With a ideal 2x teleconverter, you will be 2 f-stops down from what the lens is set to.

Think about the basic physics and this should be clear. A 2x teleconverter makes the dimension of anything in the image 2x larger. Something that would result in a 1x1 mm square with the bare lens results in a 2x2 mm square with the teleconverter. That 2x2 mm square has 4 times the area of the original 1x1 mm square. That means the same light coming out of the lens is now spread over 1/4 the area, which means it will be 1/4 as bright. A factor of 4 less light is 2 f-stops, since each f-stop represents a factor of 2.

Any real teleconverter will loose a little light due to it being reflected off the front surfaces of the lens elements and the like. Therefore a 2x teleconverter will loose a little more than 2 f-stops of light. However, this extra loss is generally small enough to ignore. In any case, the automatic metering system in the camera should compensate for whatever the teleconverter does. You will see this as slower shutter speed, or requiring you to open the lens more for the same shutter speed.

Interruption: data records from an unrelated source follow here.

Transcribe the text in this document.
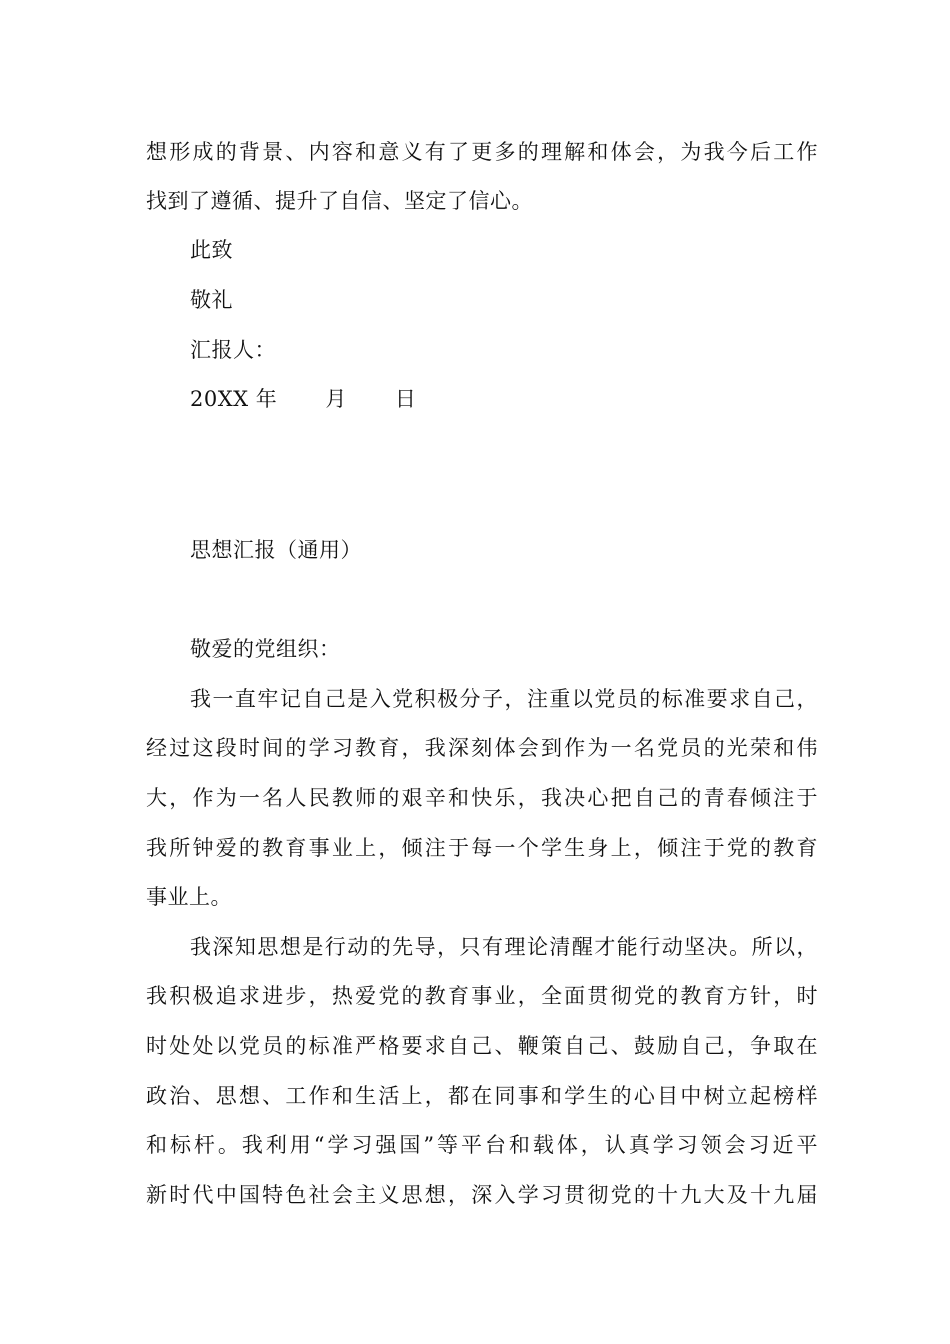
想形成的背景、内容和意义有了更多的理解和体会，为我今后工作
找到了遵循、提升了自信、坚定了信心。
此致
敬礼
汇报人：
20XX 年 月 日
思想汇报（通用）
敬爱的党组织：
我一直牢记自己是入党积极分子，注重以党员的标准要求自己，
经过这段时间的学习教育，我深刻体会到作为一名党员的光荣和伟
大，作为一名人民教师的艰辛和快乐，我决心把自己的青春倾注于
我所钟爱的教育事业上，倾注于每一个学生身上，倾注于党的教育
事业上。
我深知思想是行动的先导，只有理论清醒才能行动坚决。所以，
我积极追求进步，热爱党的教育事业，全面贯彻党的教育方针，时
时处处以党员的标准严格要求自己、鞭策自己、鼓励自己，争取在
政治、思想、工作和生活上，都在同事和学生的心目中树立起榜样
和标杆。我利用“学习强国”等平台和载体，认真学习领会习近平
新时代中国特色社会主义思想，深入学习贯彻党的十九大及十九届
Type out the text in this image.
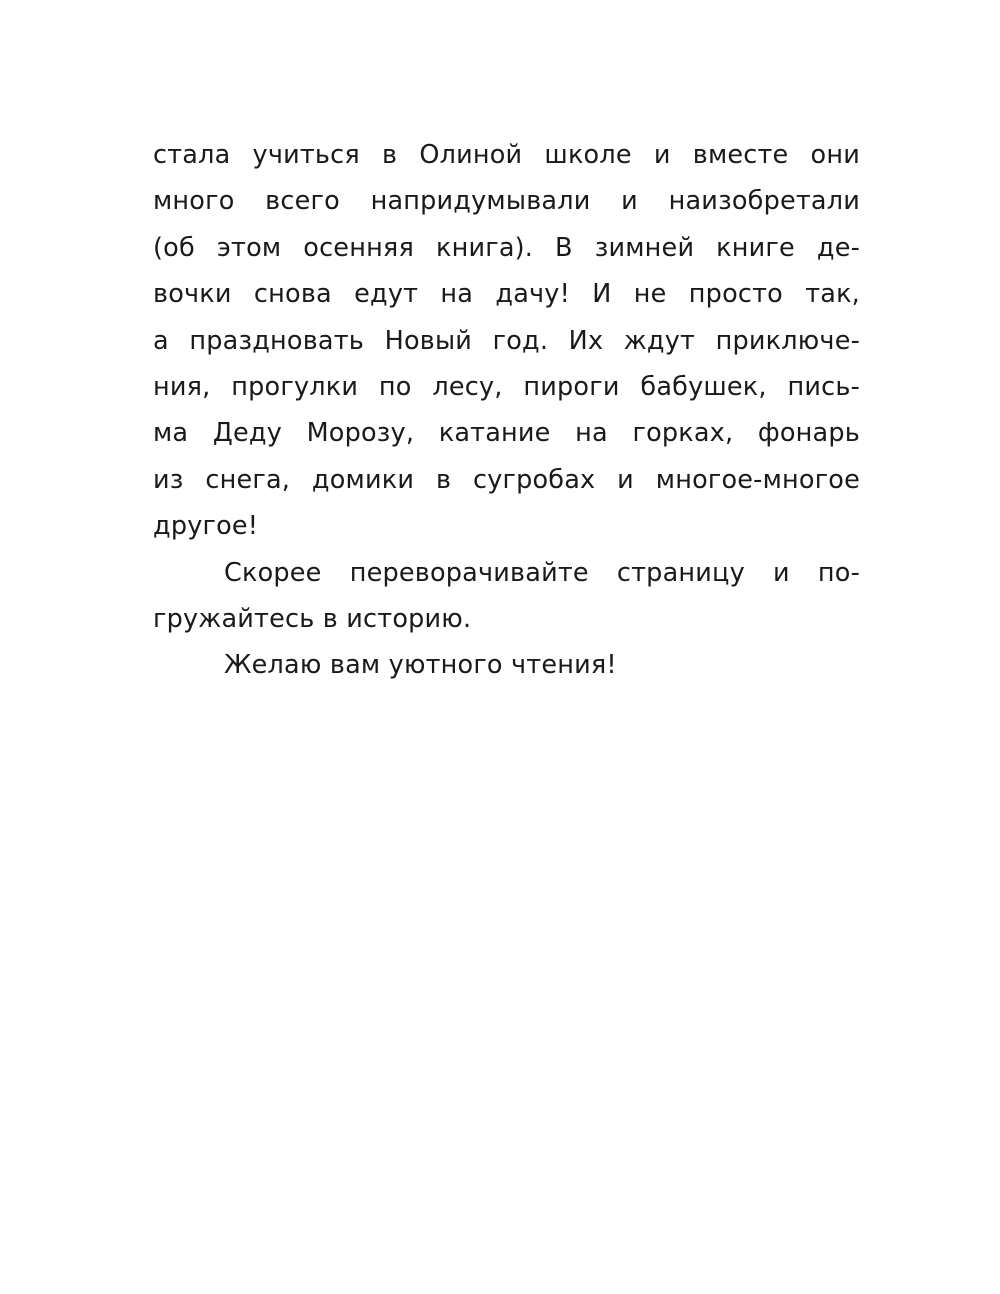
стала учиться в Олиной школе и вместе они
много всего напридумывали и наизобретали
(об этом осенняя книга). В зимней книге де-
вочки снова едут на дачу! И не просто так,
а праздновать Новый год. Их ждут приключе-
ния, прогулки по лесу, пироги бабушек, пись-
ма Деду Морозу, катание на горках, фонарь
из снега, домики в сугробах и многое-многое
другое!
Скорее переворачивайте страницу и по-
гружайтесь в историю.
Желаю вам уютного чтения!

Therefore, to answer your question, if the lens is set to f/1.8, then the effective aperture for the purpose of light level will be 2 f-stops higher. f/1.8 is not one of the standard f-stop values, but computing 2 f-stops higher is still easy. Each f-stop is sqrt(2) higher from the previous, so 2 f-stops is 2x higher, so 2 f-stops past f/1.8 is f/3.6. If the lens was set to f/4.0, then you'd get f/8.0, if set to f/11, you'd get f/22, etc.